What did they get wrong (or right)?
He got the central claim right. 250mg/week is not standard therapeutic dosing for hypogonadism by any major clinical guideline. Giving him credit for that directly: the framing is accurate, and he's pushing back against a real and widespread misconception in fitness communities where supraphysiological dosing gets laundered as medical TRT.
What he got imprecise: the "99.9% of guys" figure is rhetorical, not clinical. There is no published threshold data that quantifies exactly what percentage of men exceed normal ranges at 250mg/week, though the pharmacokinetic evidence strongly supports his directional point. Individual variation in testosterone metabolism, SHBG levels, and injection frequency means the number isn't literally 99.9%, even if it's very high.
His pronunciation of "hematocrit" aside, his grouping of E2, prolactin, and hematocrit as concerns at this dose is clinically reasonable but slightly imprecise.

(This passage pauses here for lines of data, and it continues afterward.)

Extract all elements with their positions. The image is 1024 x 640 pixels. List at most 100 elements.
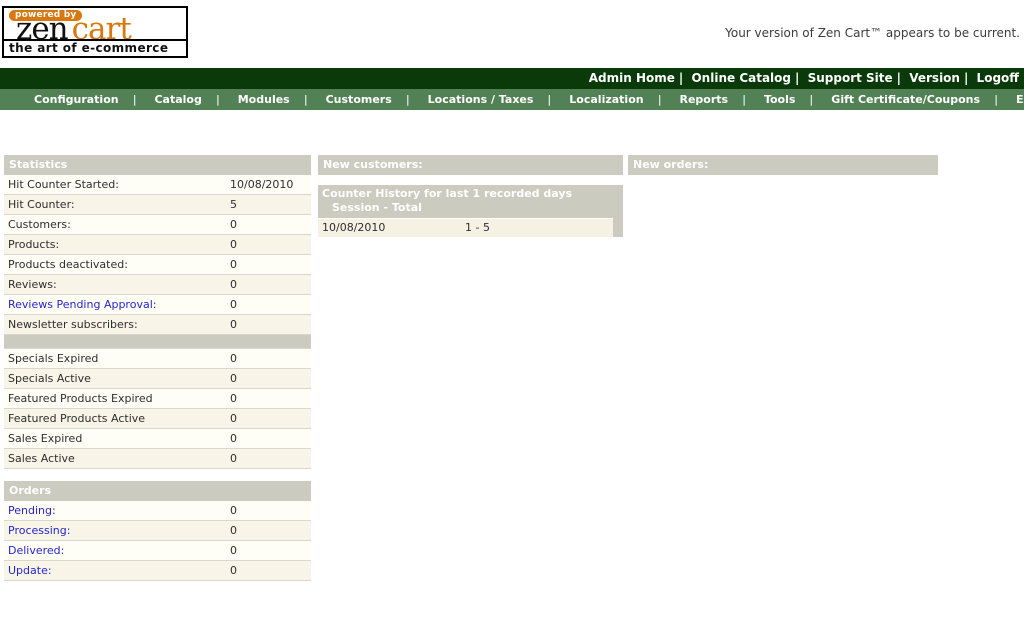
- stat-value: 0: [230, 295, 311, 314]
- table-row: Sales Expired 0: [4, 429, 311, 449]
- nav-separator: |: [809, 93, 813, 106]
- row-gray-edge: [613, 218, 623, 237]
- stat-value: 0: [230, 315, 311, 334]
- stat-value: 0: [230, 215, 311, 234]
- table-row: Specials Active 0: [4, 369, 311, 389]
- nav-separator: |: [406, 93, 410, 106]
- menu-item[interactable]: Configuration: [20, 89, 133, 110]
- counter-session-total: 1 - 5: [465, 219, 490, 237]
- nav-separator: |: [547, 93, 551, 106]
- menu-item[interactable]: Localization: [555, 89, 657, 110]
- order-count: 0: [230, 521, 311, 540]
- stat-label: Hit Counter:: [4, 195, 230, 214]
- order-status-link[interactable]: Delivered:: [4, 541, 230, 560]
- admin-nav-link[interactable]: Support Site: [808, 71, 893, 85]
- stat-value: 10/08/2010: [230, 175, 311, 194]
- logo-tagline: the art of e-commerce: [4, 39, 186, 56]
- stat-value: 5: [230, 195, 311, 214]
- menu-item[interactable]: Tools: [750, 89, 809, 110]
- menu-item[interactable]: Customers: [312, 89, 406, 110]
- nav-separator: |: [216, 93, 220, 106]
- orders-header: Orders: [4, 481, 311, 501]
- table-row: Customers: 0: [4, 215, 311, 235]
- nav-separator: |: [994, 93, 998, 106]
- stat-value: 0: [230, 369, 311, 388]
- table-row: Featured Products Expired 0: [4, 389, 311, 409]
- orders-panel: Orders Pending: 0 Processing: 0 Delivere…: [4, 481, 311, 581]
- table-row: Update: 0: [4, 561, 311, 581]
- stat-label: Products deactivated:: [4, 255, 230, 274]
- menu-item[interactable]: Modules: [224, 89, 304, 110]
- new-orders-header: New orders:: [628, 155, 938, 175]
- menu-item[interactable]: Locations / Taxes: [414, 89, 548, 110]
- order-count: 0: [230, 541, 311, 560]
- stat-label: Featured Products Active: [4, 409, 230, 428]
- table-row: Products deactivated: 0: [4, 255, 311, 275]
- admin-nav-link[interactable]: Version: [909, 71, 960, 85]
- counter-history-table: Counter History for last 1 recorded days…: [318, 185, 623, 237]
- order-status-link[interactable]: Processing:: [4, 521, 230, 540]
- menu-item[interactable]: Reports: [665, 89, 742, 110]
- counter-history-header: Counter History for last 1 recorded days…: [318, 185, 623, 218]
- stat-label: Products:: [4, 235, 230, 254]
- counter-date: 10/08/2010: [322, 219, 385, 237]
- stat-label: Hit Counter Started:: [4, 175, 230, 194]
- nav-separator: |: [960, 71, 972, 85]
- menu-item[interactable]: Extras: [1002, 89, 1024, 110]
- stat-value: 0: [230, 409, 311, 428]
- stat-label: Sales Active: [4, 449, 230, 468]
- statistics-rows-top: Hit Counter Started: 10/08/2010 Hit Coun…: [4, 175, 311, 335]
- counter-history-title: Counter History for last 1 recorded days: [322, 187, 623, 201]
- statistics-rows-bottom: Specials Expired 0 Specials Active 0 Fea…: [4, 349, 311, 469]
- nav-separator: |: [791, 71, 803, 85]
- table-row: Hit Counter Started: 10/08/2010: [4, 175, 311, 195]
- version-status-text: Your version of Zen Cart™ appears to be …: [725, 26, 1020, 40]
- admin-nav-link[interactable]: Logoff: [977, 71, 1019, 85]
- stats-separator-row: [4, 335, 311, 349]
- order-count: 0: [230, 501, 311, 520]
- table-row: Delivered: 0: [4, 541, 311, 561]
- stat-label: Specials Active: [4, 369, 230, 388]
- menu-item[interactable]: Gift Certificate/Coupons: [817, 89, 994, 110]
- stat-label: Featured Products Expired: [4, 389, 230, 408]
- nav-separator: |: [893, 71, 905, 85]
- counter-history-subtitle: Session - Total: [322, 201, 623, 215]
- table-row: Processing: 0: [4, 521, 311, 541]
- stat-label[interactable]: Reviews Pending Approval:: [4, 295, 230, 314]
- stat-label: Customers:: [4, 215, 230, 234]
- table-row: Reviews Pending Approval: 0: [4, 295, 311, 315]
- main-menu-bar: Configuration| Catalog| Modules| Custome…: [0, 89, 1024, 110]
- stat-value: 0: [230, 429, 311, 448]
- zen-cart-logo: powered by zencart the art of e-commerce: [2, 6, 188, 58]
- table-row: 10/08/2010 1 - 5: [318, 218, 623, 237]
- stat-value: 0: [230, 349, 311, 368]
- admin-nav-link[interactable]: Admin Home: [589, 71, 675, 85]
- nav-separator: |: [658, 93, 662, 106]
- table-row: Newsletter subscribers: 0: [4, 315, 311, 335]
- stat-label: Sales Expired: [4, 429, 230, 448]
- table-row: Products: 0: [4, 235, 311, 255]
- nav-separator: |: [133, 93, 137, 106]
- table-row: Reviews: 0: [4, 275, 311, 295]
- nav-separator: |: [304, 93, 308, 106]
- admin-nav-link[interactable]: Online Catalog: [691, 71, 791, 85]
- order-status-link[interactable]: Pending:: [4, 501, 230, 520]
- orders-rows: Pending: 0 Processing: 0 Delivered: 0 Up…: [4, 501, 311, 581]
- stat-value: 0: [230, 255, 311, 274]
- nav-separator: |: [742, 93, 746, 106]
- stat-label: Reviews:: [4, 275, 230, 294]
- stat-value: 0: [230, 275, 311, 294]
- stat-value: 0: [230, 235, 311, 254]
- new-customers-panel: New customers: Counter History for last …: [318, 155, 623, 237]
- order-count: 0: [230, 561, 311, 580]
- new-orders-panel: New orders:: [628, 155, 938, 175]
- stat-label: Newsletter subscribers:: [4, 315, 230, 334]
- table-row: Sales Active 0: [4, 449, 311, 469]
- stat-value: 0: [230, 389, 311, 408]
- menu-item[interactable]: Catalog: [140, 89, 215, 110]
- statistics-header: Statistics: [4, 155, 311, 175]
- new-customers-header: New customers:: [318, 155, 623, 175]
- table-row: Hit Counter: 5: [4, 195, 311, 215]
- stat-label: Specials Expired: [4, 349, 230, 368]
- order-status-link[interactable]: Update:: [4, 561, 230, 580]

Prolactin elevation is more commonly associated with aromatization products and estrogen excess than testosterone dose directly, and the relationship is more indirect than he implies. E2 and hematocrit elevation are more directly dose-dependent.
He does not recommend a specific dose himself, which is appropriate for a social media context. That's worth noting.
What should you actually know?
If you are prescribed testosterone for diagnosed hypogonadism, your prescribing clinician should be titrating your dose to bloodwork, not to a fixed number. A therapeutic goal is a serum testosterone level in the mid-normal physiological range, not a weekly milligram target in isolation.
The distinction between TRT and performance-enhancing testosterone use is not just semantic. It has real implications for cardiovascular risk, fertility, erythrocytosis, and long-term endocrine function. Rastrelli et al. (2018, Best Practice and Research: Clinical Endocrinology and Metabolism) reviewed the cardiovascular risk profile of testosterone therapy and found that dose and hematocrit elevation were among the most clinically significant monitoring targets.
If you are on a dose of 250mg/week under a telehealth prescription and have not had recent bloodwork including total testosterone, free testosterone, estradiol, hematocrit, and PSA, that is a problem worth raising with your provider directly. Legitimate TRT protocols require monitoring. A dose that is never adjusted against labs is not a therapeutic protocol, it is a fixed dosing scheme.
- Normal physiological testosterone range in adult men: approximately 300-1000 ng/dL depending on lab reference range.
- Endocrine Society guidelines target mid-normal range with the lowest effective dose.
- 250mg/week typically produces supraphysiological levels in most men based on pharmacokinetic data.
- Erythrocytosis is a dose-dependent risk that requires periodic hematocrit monitoring.